The teacher asked to enter “Tom 89”, which is the form of “name space score”
Question code area:
Three consecutive gets (), the second carriage return cannot end gets ()

printf("s1:\n");
 z=gets(s1);
 printf("s2:\n");
 x=gets(s2);
 n1=getnum(z);  \\getnum gets name length
 n2=getnum(x);
 int flag0=0;
 \ \ If s3 is the same as one of s1 and s2, re-enter s3
 while (flag0==0) {
 printf("s3:\n");
 c=gets(s3);
 n3=getnum(c);
 if (n3==n1) {
 if (!  strncmp(s1,s3,n1)) {
 printf("wrong s3!  \nn");
 }
 }
 else if (n3==n2){
 if (!  strncmp(s2, s3, n2)) {
 printf("wrong s3!  \n");
 }
 }else
 flag0=1;
 
 }

All kinds of stupidity in code writing may also be caused by problems elsewhere.
This is all the code, with comments, please predecessors advice ………… T-T.
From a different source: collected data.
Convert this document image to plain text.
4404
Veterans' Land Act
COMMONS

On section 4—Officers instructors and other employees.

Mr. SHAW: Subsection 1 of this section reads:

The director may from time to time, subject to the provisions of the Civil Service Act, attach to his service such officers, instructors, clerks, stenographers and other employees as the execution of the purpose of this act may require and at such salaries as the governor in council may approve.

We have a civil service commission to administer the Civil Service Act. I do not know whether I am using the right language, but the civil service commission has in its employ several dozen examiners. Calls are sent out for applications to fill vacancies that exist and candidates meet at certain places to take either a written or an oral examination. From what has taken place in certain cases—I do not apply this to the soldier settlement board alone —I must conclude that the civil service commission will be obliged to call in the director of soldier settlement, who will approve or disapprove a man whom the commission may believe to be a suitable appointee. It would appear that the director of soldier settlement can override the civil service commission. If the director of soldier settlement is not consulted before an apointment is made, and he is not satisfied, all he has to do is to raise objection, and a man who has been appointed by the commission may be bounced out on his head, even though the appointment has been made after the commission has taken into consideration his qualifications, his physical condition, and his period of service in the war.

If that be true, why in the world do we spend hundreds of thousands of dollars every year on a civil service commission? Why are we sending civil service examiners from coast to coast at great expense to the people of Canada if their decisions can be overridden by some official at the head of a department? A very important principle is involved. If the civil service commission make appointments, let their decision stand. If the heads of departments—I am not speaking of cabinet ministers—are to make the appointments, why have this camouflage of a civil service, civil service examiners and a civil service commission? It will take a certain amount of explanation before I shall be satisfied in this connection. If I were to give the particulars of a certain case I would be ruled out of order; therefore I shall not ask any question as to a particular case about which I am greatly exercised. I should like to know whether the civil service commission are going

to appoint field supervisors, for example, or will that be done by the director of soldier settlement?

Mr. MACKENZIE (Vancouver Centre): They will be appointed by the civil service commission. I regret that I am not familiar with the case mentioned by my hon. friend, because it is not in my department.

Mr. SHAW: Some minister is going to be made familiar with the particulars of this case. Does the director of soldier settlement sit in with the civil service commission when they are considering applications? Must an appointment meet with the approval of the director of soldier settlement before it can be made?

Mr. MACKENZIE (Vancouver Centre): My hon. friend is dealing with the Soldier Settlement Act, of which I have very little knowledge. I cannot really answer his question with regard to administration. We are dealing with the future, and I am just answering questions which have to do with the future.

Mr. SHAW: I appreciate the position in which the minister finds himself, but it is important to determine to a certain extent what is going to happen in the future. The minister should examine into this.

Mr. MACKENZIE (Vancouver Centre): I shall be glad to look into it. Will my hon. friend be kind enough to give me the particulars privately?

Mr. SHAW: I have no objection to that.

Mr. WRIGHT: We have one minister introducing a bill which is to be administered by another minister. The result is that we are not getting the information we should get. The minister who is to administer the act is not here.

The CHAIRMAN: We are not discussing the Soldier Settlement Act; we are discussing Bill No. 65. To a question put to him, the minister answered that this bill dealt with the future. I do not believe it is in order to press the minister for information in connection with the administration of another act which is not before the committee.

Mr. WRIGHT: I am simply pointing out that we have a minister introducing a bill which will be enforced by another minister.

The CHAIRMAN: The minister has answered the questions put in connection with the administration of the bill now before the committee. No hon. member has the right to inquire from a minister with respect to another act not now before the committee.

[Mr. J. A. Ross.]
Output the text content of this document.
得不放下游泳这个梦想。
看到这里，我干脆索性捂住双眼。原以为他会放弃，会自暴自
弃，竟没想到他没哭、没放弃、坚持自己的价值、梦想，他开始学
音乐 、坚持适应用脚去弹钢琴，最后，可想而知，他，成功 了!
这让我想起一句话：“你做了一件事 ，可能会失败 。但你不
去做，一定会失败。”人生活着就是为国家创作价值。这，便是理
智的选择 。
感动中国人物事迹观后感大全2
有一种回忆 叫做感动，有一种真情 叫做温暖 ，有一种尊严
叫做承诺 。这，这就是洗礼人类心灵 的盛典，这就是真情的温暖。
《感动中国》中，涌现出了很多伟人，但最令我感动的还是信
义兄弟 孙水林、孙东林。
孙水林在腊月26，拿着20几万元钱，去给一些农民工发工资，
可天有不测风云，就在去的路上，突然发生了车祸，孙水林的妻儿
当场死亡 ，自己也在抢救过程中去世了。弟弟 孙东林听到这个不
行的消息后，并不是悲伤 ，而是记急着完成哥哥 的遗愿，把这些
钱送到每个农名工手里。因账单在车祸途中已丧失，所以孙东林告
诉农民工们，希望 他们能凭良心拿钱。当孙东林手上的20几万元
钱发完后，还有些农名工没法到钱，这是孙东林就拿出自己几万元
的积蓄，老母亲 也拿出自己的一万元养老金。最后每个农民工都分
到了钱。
char s1[10],s2[10],s3[10],*z,*x,*c;
 int  n1,n2,n3;
 int  dg1,dg2,dg3;
 char d1[10],d2[10],d3[10];
 
 
 \ \ Length of name before space
 int getnum(char *z){
 int num;
 while (*z) {
 if (*z!  =' ') {
 num++;
 }else
 break;
 
 }
 return num;
 };
 
 \ \ The length of the score after finding the space
 int digi(char p1[]){
 int dnum=0;
 int np=strlen(p1);
 int flag=0;
 for(int i=0;  i<np;  i++){
 if(p1[i]==' '){
 flag=1;
 }
 if (flag==1&&p1[i]!  ='\0') {
 dnum++;
 }
 }
 return dnum;
 }
 
 
 int main(){
 
 printf("s1:\n");
 z=gets(s1);
 printf("s2:\n");
 x=gets(s2);
 n1=getnum(z);
 n2=getnum(x);
 int flag0=0;
 while (flag0==0) {
 printf("s3:\n");
 c=gets(s3);
 n3=getnum(c);
 if (n3==n1) {
 if (!  strncmp(s1,s3,n1)) {
 printf("wrong s3!  \nn");
 }
 }
 else if (n3==n2){
 if (!  strncmp(s2, s3, n2)) {
 printf("wrong s3!  \n");
 }
 }else
 flag0=1;
 
 }
 
 \ \ Converts the fractional string after the space to an integer type (the method is too stupid, please consult a better method)
 dg1=digi(s1);
 dg2=digi(s2);
 dg3=digi(s3);
 for (int i=0;   i<dg1;  i++) {
 d1[i]=s1[n1+i];
 }
 sprintf(s1, "%d",dg1);
 for (int i=0;   i<dg2;  i++) {
 d2[i]=s2[n2+i];
 }
 sprintf(s2, "%d",dg2);
 for (int i=0;   i<dg3;  i++) {
 d3[i]=s3[n3+i];
 }
 sprintf(s3, "%d",dg3);
 
 \ \ Calculate Average Score
 double ave=(dg1+dg2+dg3)/3;
 printf("%lf",ave);
 
 
 
 }

To convert the fraction behind the space, such as 88, into an integer type, my method is to store it in another array (it is very troublesome to find the length of the fraction first, then I think that while(*p++)) can be used), and then sprintf converts the array string into an integer type, if predecessors have a better way to find education ~ ~

In the getnum function after gets(s2)

int getnum(char *z){
 int num;
 while (*z) {
 if (*z!  =' ') {
 num++;
 z++;  //Your pointer Z did not advance, and entered a dead cycle.
 }else
 break;
 
 }
 return num;
 };

In addition, by converting a string to an integer, sprintf should be able to directly transfer the address of the beginning of the numeric character after the space to perform the conversion.
You should just push the pointer forward, and you can understand it by checking the use of sprintf below.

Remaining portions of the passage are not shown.